Перестройка, постепенно превратившаяся в сплошную перестрелку, лишь добавила криминального "аромату" печально известным Гнилушкам. Больше половины городских рэкэтиров и отморозков имели честь быть выходцами из этой клоаки. Теперь опухоль, именуемую Гнилушками, можно было устранить только облив напалмом.
Вот в такое примечательное место я шагал ясным осенним утром, надеясь, что мне удастся и выполнить задуманное, и унести ноги подобру-поздорову.
Глава 11. ПАХАН В ОТСТАВКЕ
Петр Дубов оправдывал свою фамилию на все сто. Это был кряжистый мужик с пудовыми кулачищами, каменным невозмутимым лицом и непокорными вихрастыми волосами, чуть тронутыми сединой. Он держал в Гнилушках странное заведение, гибрид современного ресторана с дореволюционным трактиром, под названием "Охотничий домик". История жизни Дубова, которую рассказал мне Лычков, весьма примечательна.
Он работал водителем грузовика, слыл передовиком производства и вообще надежным мужиком во всех смыслах этого слова. Дубов был трудягой, каких поискать. Но в один воистину черный день всемогущий случай поставил все с ног на голову. Какой-то пьяный хмырь в хмельном кураже вышивал по проезжей части дороги и угодил в аккурат под колеса машины Дубова. Дело, в общем, обычное и вины водителя в трагическом происшествии не было. Собственно, следствие дало именно такое определение случившегося. Но при всем том присутствовал один, очень неприятный, нюанс, который в конечном итоге повлиял на приговор суда и круто изменил судьбу Дубова – экспертиза определила наличие в крови обвиняемого алкоголя. Совсем немного, но и этого количества хватило, чтобы Петр Никанорович пошел по этапу. Ему впаяли пять лет.

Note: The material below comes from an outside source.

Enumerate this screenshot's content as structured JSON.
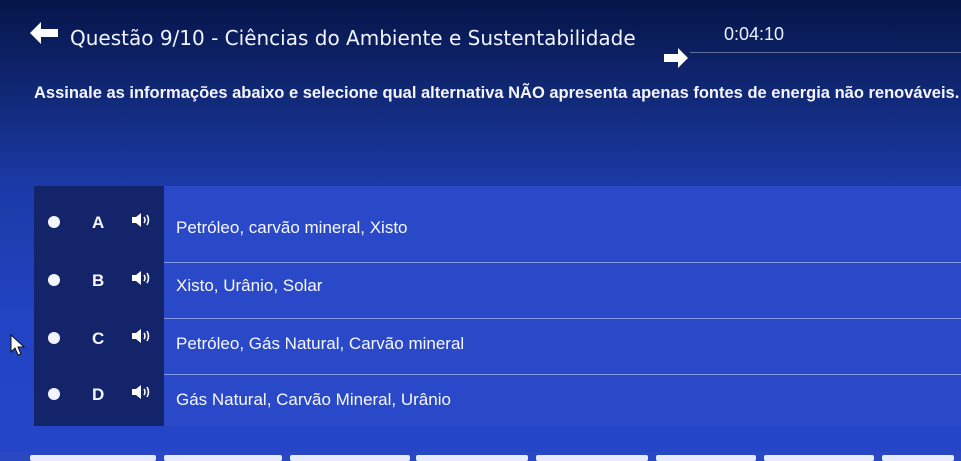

В зоне он по-прежнему выполнял план на сто пятьдесят процентов и какое-то время был первым претендентом на досрочное освобождение. Однако судьба-злодейка распорядилась по-иному. Однажды отличающийся независимым характером Дубов повздорил с паханом зоны, вором "в законе", а когда тот послал свою шестерку разрешить конфликт с помощью заточки, Петр Никанорович просто вышиб этому мелкому хмырьку голым кулаком мозги.

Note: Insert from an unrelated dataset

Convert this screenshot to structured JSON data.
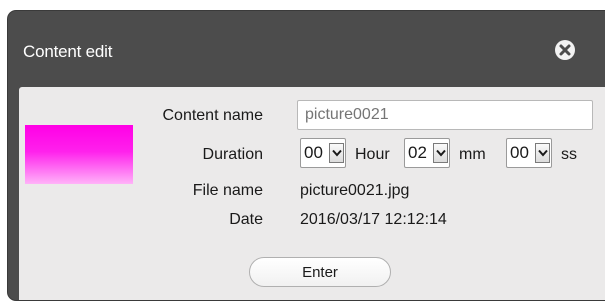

Дубову накинули еще три года и оставили в той же ИТК. Могли дать и больше, но начальство написало ему уж больно хорошую характеристику.

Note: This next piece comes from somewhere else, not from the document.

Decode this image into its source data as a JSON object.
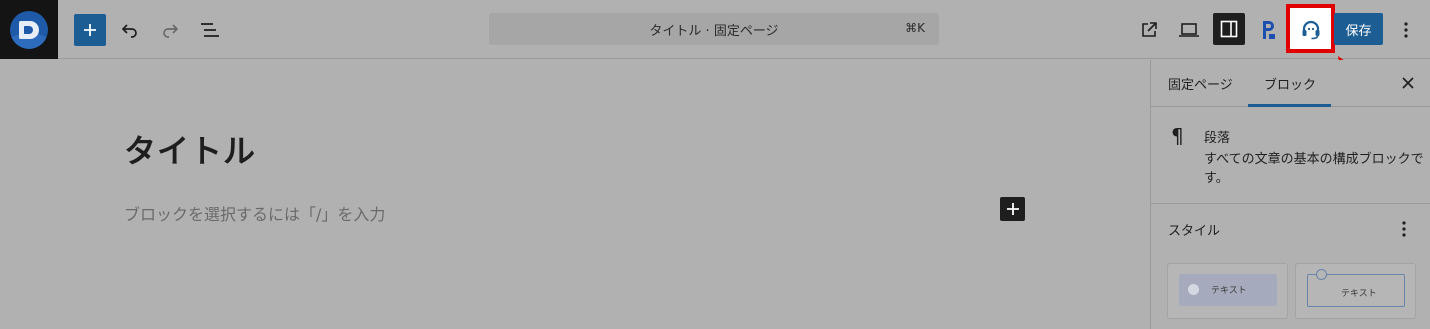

С той поры Дубова будто кто подменил. Петра Никаноровича можно было понять – у него отобрали надежду на скорое освобождение. Во-первых, он раз и навсегда разобрался с паханом и его прихлебателями, после чего пришлось вызывать две "скорых" – в одну попавшее под кулак Дубова ворье не поместилось. А во-вторых, Петра Никаноровича "короновали" на бугра зоны и он напрочь перестал работать. Физически. Дубов обладал поистине медвежьей силой и, когда его доставали, первобытной свирепостью, потому вскоре все "мужики" и "деловые" ходили перед ним по струнке. Во избежание ненужного конфликта начальство зоны пристроило Дубова в библиотеку, самое кайфовое место в ИТК, а в ответ получило полный порядок и небывалое смирение своих подопечных.